Here’s one thing that I couldn’t help but think about, though — how accurate and useful voice control will be.  My current iPhone has voice control as well, only it’s less functional.  Though it comes with a set of features, I find that I only end up using it when I’m driving and need to call someone, but even then, it only accurately calls who I tell it to call 25% of the time.  Furthermore, the few times that it does work, I’m practically screaming into the speaker, and enunciating slowly and clearly.

They do make a point to point out that it gets better as it learns your voice.  If that’s the case and I don’t have to mega enunciate and practically scream into my phone every time I use it, I may be taking advantage of it more.

One thing’s for certain though: apparently Siri will never cross me:



Sounds great, right?  Now what else is there?  And what does it look like?!

Then the keynote ended.

Yup, that was it.  All those rumors of them rolling out a larger screen and thinner body?  Nada.  It appears that they didn’t give the body any tweaks at all.  Not even a little.  I’m not saying that the new iPhone has to live up to rumors, but if I’m getting a new, hyped up phone, I want it to be new and shiny both on the inside AND the outside.  Even if just a slight aesthetic tweak.  There was also rumor that there’d be a budget iPhone, which would be the iPhone 4, plus another souped out iPhone.  Clearly didn’t happen.

So after I got off my high of the event, my take away was this: the iPhone 4S is basically a phone with the same exact body as the 15 month old iPhone 4, with 7 month old hardware, and I can tell it to do things with my voice.  The A5 processor sounds great, and the voice control does sound cool.  Though as I mentioned earlier, I probably wouldn’t be using it much.  Plus, it’s kind of awkward telling your phone to do things in public.

But on the upside, I’ll be taking some amazing photos.

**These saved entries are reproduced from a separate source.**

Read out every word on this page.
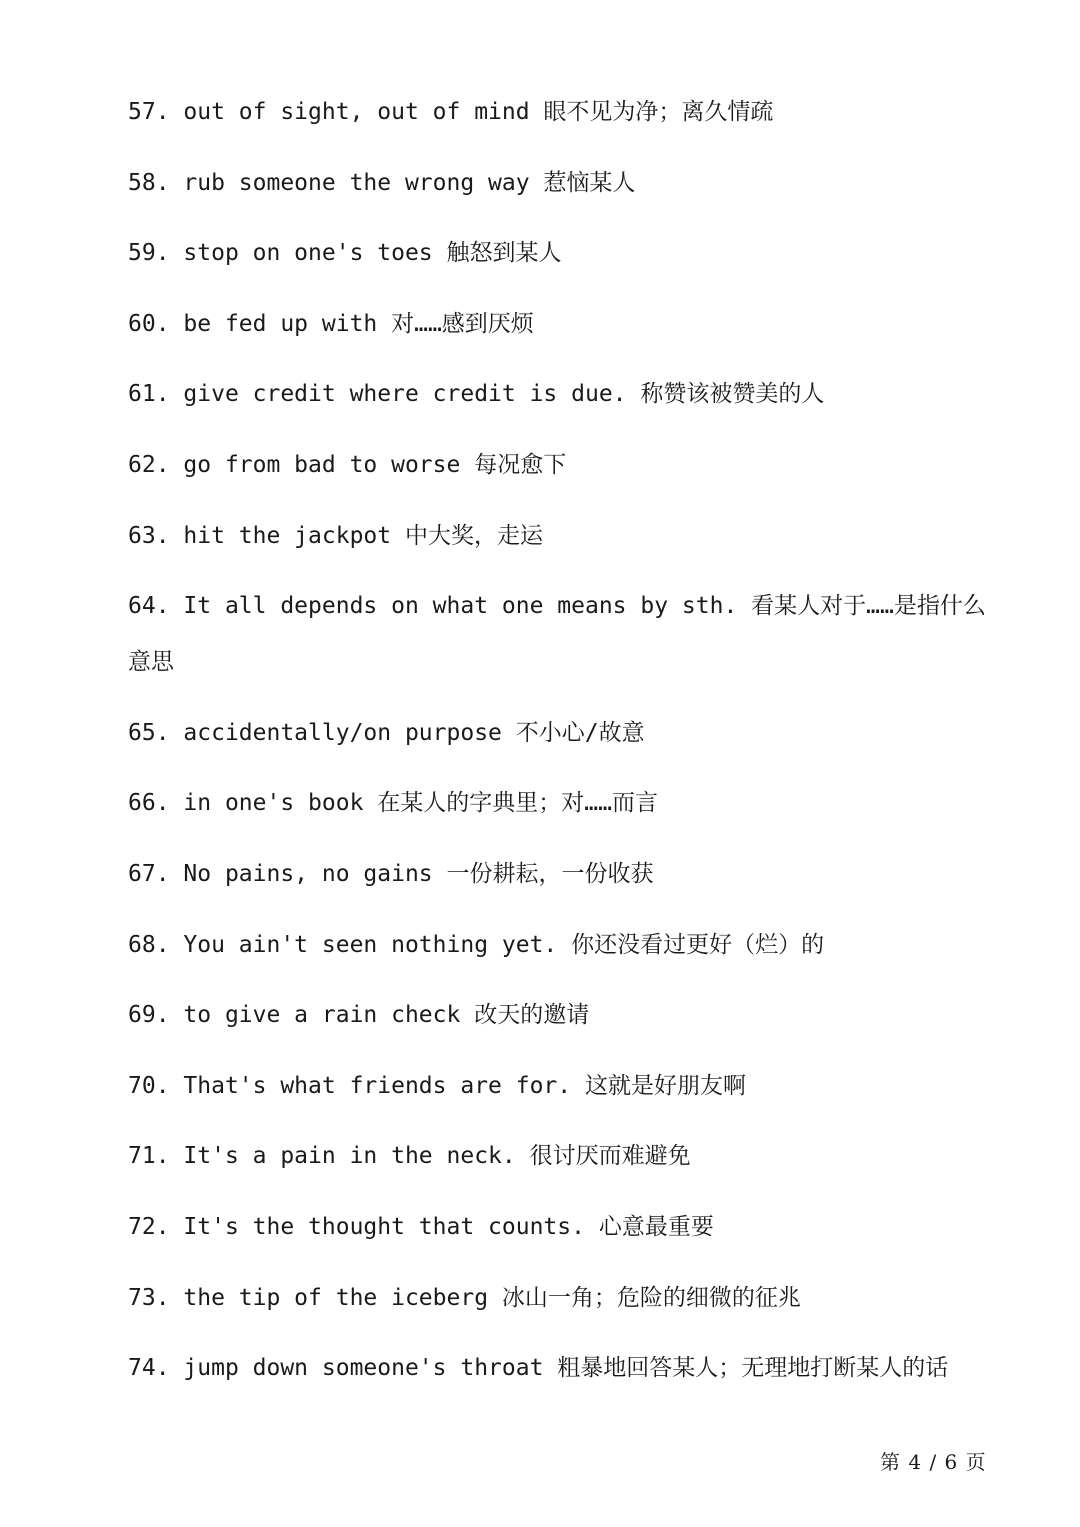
57. out of sight, out of mind 眼不见为净；离久情疏
58. rub someone the wrong way 惹恼某人
59. stop on one's toes 触怒到某人
60. be fed up with 对……感到厌烦
61. give credit where credit is due. 称赞该被赞美的人
62. go from bad to worse 每况愈下
63. hit the jackpot 中大奖，走运
64. It all depends on what one means by sth. 看某人对于……是指什么意思
65. accidentally/on purpose 不小心/故意
66. in one's book 在某人的字典里；对……而言
67. No pains, no gains 一份耕耘，一份收获
68. You ain't seen nothing yet. 你还没看过更好（烂）的
69. to give a rain check 改天的邀请
70. That's what friends are for. 这就是好朋友啊
71. It's a pain in the neck. 很讨厌而难避免
72. It's the thought that counts. 心意最重要
73. the tip of the iceberg 冰山一角；危险的细微的征兆
74. jump down someone's throat 粗暴地回答某人；无理地打断某人的话
第 4 / 6 页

I wasn’t the only one underwhelmed; Apple stock took a 5% nosedive immediately after yesterday’s announcement.  Investors were clearly not impressed either:


I didn’t think that I’d be asking myself this, but is the ability to take clearer photos and to be able to text with my voice while I’m driving or jogging really worth the hassle and money to get a new phone for?  Not to mention that I’d be tied down to AT&T for another two years.  Meanwhile, Apple would release the iPhone 5 in the middle of that contractual period and I’m stuck with an old model for another year.

Before yesterday’s talk, it was x’s on my calendar until the 5th gen iPhone came out and I was 100% sure that I was going to get it.  Now that it’s been announced though, I’m really on the fence and almost tempted to just wait a year for iPhone 5 to come out, or even get a non-iPhone phone.  I’m sure installing iOS 5 into my current phone will tide me over for at least a bit.

Though when I step back and think about all of its new features again… Twice as fast.  Sick new camera.  Voice activated texting.

Okay, who am I kidding?  I’ll probably still be getting it.  Though just not with as much enthusiasm as I’d thought.

Update: @beaudotgiles read this post and forwarded me to this article by Jason Kottke, “Unicorns and wheels: Apple’s two types of products” breaking it down for naysayers like myself.  It’s a fantastic post. …But I still want a unicorn!

Update 2: I got the 4S, and I love it.